We will now use matplotlib
to plot a scatter plot of all the data sets:
import matplotlib.pyplot as plt
plt.figure()
plt.scatter(set_1_x, set_1_y)
plt.title("Data set I")
plt.xlabel("$x$")
plt.ylabel("$y$");
import matplotlib.pyplot as plt
plt.figure()
plt.scatter(set_2_x, set_2_y)
plt.title("Data set II")
plt.xlabel("$x$")
plt.ylabel("$y$");
import matplotlib.pyplot as plt
plt.figure()
plt.scatter(set_3_x, set_3_y)
plt.title("Data set III")
plt.xlabel("$x$")
plt.ylabel("$y$");
import matplotlib.pyplot as plt
plt.figure()
plt.scatter(set_4_x, set_4_y)
plt.title("Data set IV")
plt.xlabel("$x$")
plt.ylabel("$y$");
It is clear that despite having differing means and standard deviations, the data sets are different.

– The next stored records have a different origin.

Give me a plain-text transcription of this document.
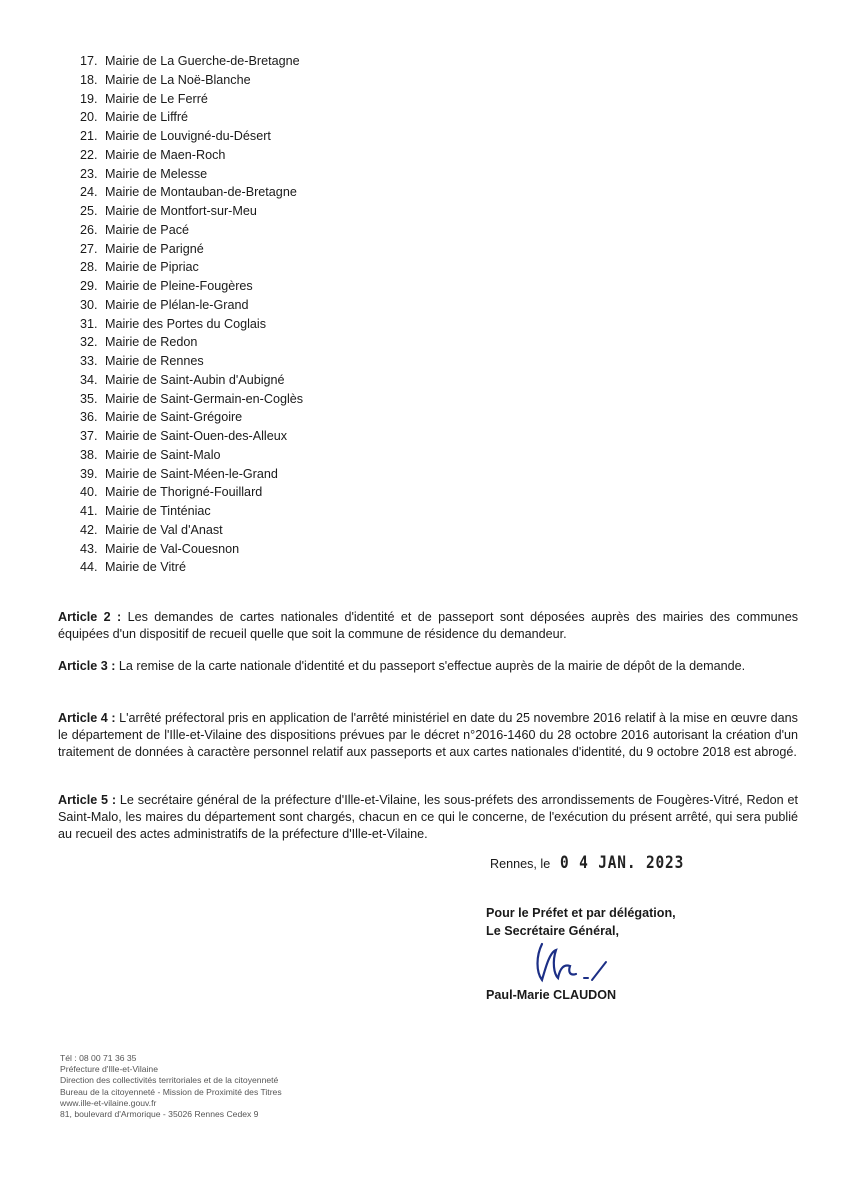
17. Mairie de La Guerche-de-Bretagne
18. Mairie de La Noë-Blanche
19. Mairie de Le Ferré
20. Mairie de Liffré
21. Mairie de Louvigné-du-Désert
22. Mairie de Maen-Roch
23. Mairie de Melesse
24. Mairie de Montauban-de-Bretagne
25. Mairie de Montfort-sur-Meu
26. Mairie de Pacé
27. Mairie de Parigné
28. Mairie de Pipriac
29. Mairie de Pleine-Fougères
30. Mairie de Plélan-le-Grand
31. Mairie des Portes du Coglais
32. Mairie de Redon
33. Mairie de Rennes
34. Mairie de Saint-Aubin d'Aubigné
35. Mairie de Saint-Germain-en-Coglès
36. Mairie de Saint-Grégoire
37. Mairie de Saint-Ouen-des-Alleux
38. Mairie de Saint-Malo
39. Mairie de Saint-Méen-le-Grand
40. Mairie de Thorigné-Fouillard
41. Mairie de Tinténiac
42. Mairie de Val d'Anast
43. Mairie de Val-Couesnon
44. Mairie de Vitré

Article 2 : Les demandes de cartes nationales d'identité et de passeport sont déposées auprès des mairies des communes équipées d'un dispositif de recueil quelle que soit la commune de résidence du demandeur.

Article 3 : La remise de la carte nationale d'identité et du passeport s'effectue auprès de la mairie de dépôt de la demande.

Article 4 : L'arrêté préfectoral pris en application de l'arrêté ministériel en date du 25 novembre 2016 relatif à la mise en œuvre dans le département de l'Ille-et-Vilaine des dispositions prévues par le décret n°2016-1460 du 28 octobre 2016 autorisant la création d'un traitement de données à caractère personnel relatif aux passeports et aux cartes nationales d'identité, du 9 octobre 2018 est abrogé.

Article 5 : Le secrétaire général de la préfecture d'Ille-et-Vilaine, les sous-préfets des arrondissements de Fougères-Vitré, Redon et Saint-Malo, les maires du département sont chargés, chacun en ce qui le concerne, de l'exécution du présent arrêté, qui sera publié au recueil des actes administratifs de la préfecture d'Ille-et-Vilaine.

Rennes, le 0 4 JAN. 2023
Pour le Préfet et par délégation,
Le Secrétaire Général,
Paul-Marie CLAUDON
Tél : 08 00 71 36 35
Préfecture d'Ille-et-Vilaine
Direction des collectivités territoriales et de la citoyenneté
Bureau de la citoyenneté - Mission de Proximité des Titres
www.ille-et-vilaine.gouv.fr
81, boulevard d'Armorique - 35026 Rennes Cedex 9
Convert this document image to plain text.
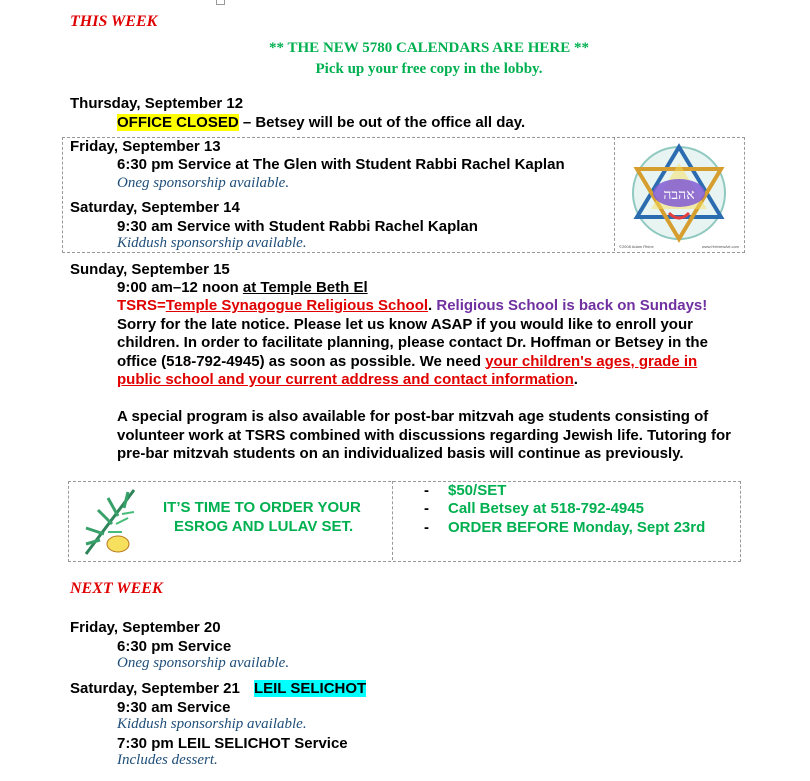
THIS WEEK
** THE NEW 5780 CALENDARS ARE HERE **
Pick up your free copy in the lobby.
Thursday, September 12
OFFICE CLOSED – Betsey will be out of the office all day.
Friday, September 13
6:30 pm Service at The Glen with Student Rabbi Rachel Kaplan
Oneg sponsorship available.
Saturday, September 14
9:30 am Service with Student Rabbi Rachel Kaplan
Kiddush sponsorship available.
אהבה
©2008 Adam Rhine	www.HebrewArt.com
Sunday, September 15
9:00 am–12 noon at Temple Beth El
TSRS=Temple Synagogue Religious School. Religious School is back on Sundays! Sorry for the late notice. Please let us know ASAP if you would like to enroll your children. In order to facilitate planning, please contact Dr. Hoffman or Betsey in the office (518-792-4945) as soon as possible. We need your children's ages, grade in public school and your current address and contact information.
A special program is also available for post-bar mitzvah age students consisting of volunteer work at TSRS combined with discussions regarding Jewish life. Tutoring for pre-bar mitzvah students on an individualized basis will continue as previously.
IT’S TIME TO ORDER YOUR
ESROG AND LULAV SET.
- $50/SET
- Call Betsey at 518-792-4945
- ORDER BEFORE Monday, Sept 23rd
NEXT WEEK
Friday, September 20
6:30 pm Service
Oneg sponsorship available.
Saturday, September 21 LEIL SELICHOT
9:30 am Service
Kiddush sponsorship available.
7:30 pm LEIL SELICHOT Service
Includes dessert.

To fit a line of best fit we will using numpy.polyfit
which fits a polynomial.
We specify that we want a line (so a polynomial of degree 1):
coefficients = np.polyfit(set_1_x, set_1_y, 1)
coefficients
array([0.50009091, 3.00009091])
Here are each of the coefficients for the lines of best fit for each data set:
for x, y in (
(set_1_x, set_1_y),
(set_2_x, set_2_y),
(set_3_x, set_3_y),
(set_4_x, set_4_y),
):
a, b = np.polyfit(x, y, 1)
print(a, b)
0.5000909090909094 3.000090909090908
0.5000000000000006 3.0009090909090883
0.49972727272727313 3.0024545454545453
0.49990909090909097 3.0017272727272717
All the coefficients are the same, we will go ahead and add a plot of them to each plot:
import matplotlib.pyplot as plt
x = set_1_x
y = set_1_y
title = "Data set I"
coefficients = np.polyfit(x, y, 1)
line_y = [a * x_value + b for x_value in x]
plt.figure()
plt.scatter(x, y)
plt.plot(x, line_y, color="red")
plt.title(title)
plt.xlabel("$x$")
plt.ylabel("$y$");
import matplotlib.pyplot as plt
x = set_2_x
y = set_2_y
title = "Data set II"
coefficients = np.polyfit(x, y, 1)
line_y = [a * x_value + b for x_value in x]
plt.figure()
plt.scatter(x, y)
plt.plot(x, line_y, color="red")
plt.title(title)
plt.xlabel("$x$")
plt.ylabel("$y$");
import matplotlib.pyplot as plt
x = set_3_x
y = set_3_y
title = "Data set III"
coefficients = np.polyfit(x, y, 1)
line_y = [a * x_value + b for x_value in x]
plt.figure()
plt.scatter(x, y)
plt.plot(x, line_y, color="red")
plt.title(title)
plt.xlabel("$x$")
plt.ylabel("$y$");
import matplotlib.pyplot as plt
x = set_4_x
y = set_4_y
title = "Data set IV"
coefficients = np.polyfit(x, y, 1)
line_y = [a * x_value + b for x_value in x]
plt.figure()
plt.scatter(x, y)
plt.plot(x, line_y, color="red")
plt.title(title)
plt.xlabel("$x$")
plt.ylabel("$y$");
Anscombe’s quartet is often used to demonstrate the importance of visualising data. In this particular exercise we have seen that 4 data sets have the same mean, standard deviation and line of best fit but are immediately different which is clear once visualised.
Important
In this chapter we have:
Plotted a scatter plot.
Add a plot of a line to our scatter plot.